Billy's throat tightened slightly.
Bruce continued, shifting into scientist mode but gentler this time.
"We'll run some tests. Don't worry, they'd be non-invasive," he clarified quickly. "Maybe map the transformation process. Understand the energy transfer. If there's a risk threshold, we find it before it becomes lethal." He assumed there might be some latent risk with every transformation.
Billy blinked. "You'd… help with that?"
Bruce gave a small, tired smile.
"It's what I do."
Tony coughed. "Debatable."
Bruce ignored him again.
"And one more thing," Bruce added.
Billy looked up.
"If you ever feel like you're losing control… or like the weight's too much…"
For a brief second, green flickered faintly in Bruce's eyes.
"…you come to me first."
Not Steve.
Not Tony.
Not Strange.
Him.
Because of everyone in that room—
Bruce Banner understood what it meant to house overwhelming power with risk of becoming the very disaster he fought to protect the world from.
Billy studied him for a long moment.
Then nodded.
"Okay."
Bruce straightened up.
"Good."
"Since all this has to do with magic, feel free to confide with me when you need to.
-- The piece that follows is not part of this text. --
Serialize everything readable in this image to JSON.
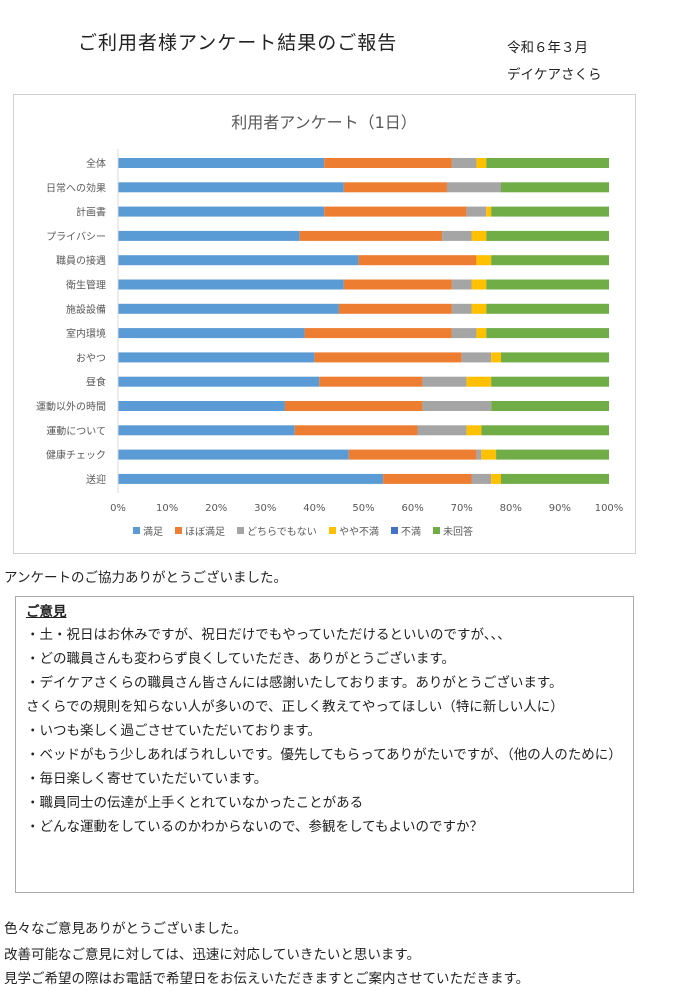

I'll be keeping tabs on you anyway, you might as well take advantage of it." Strange said to Billy who nodded in agreement and with joy in his eyes as he glanced at everyone, overwhelmed with the fuzzy feeling he felt from their acceptance.
His eyes met with Tony. "I don't do therapy, kid." He stated bluntly as a chuckle escaped Billy. "Sure."
Clint clapped his hands once. "Alright. So we've got a lightning kid, a ceiling repair bill, and now emotional bonding. Productive meeting."
Tony pointed at Billy again. "Still processing the 'seventeen' thing."
Thor rested a heavy hand on Billy's shoulder.
"He has the spirit of a warrior."
Bruce glanced at Thor, then back at Billy.
"Maybe," Bruce said gently.
"But he's still a kid."
Billy was filled with the gladness of having found a new home, and people he could at least trust in this new world. They all seemed genuine and opened with their opinions of him.
'I would have to talk them into letting me explore the city at least, and probably request an allowance. Even with the unknown danger lurking around, I feel things should be a lot fun from here on out.' He thought.
"Now that we have that out of the way, how about we get back on topic." Steve railed everyone back on topic as everyone was currently seated.
"How about a detailed walk through of how you ended up here? It might help us with our current situation." Strange addressed Billy.
With a deep exhale, Billy recounted it all in detail and without holding anything back from them.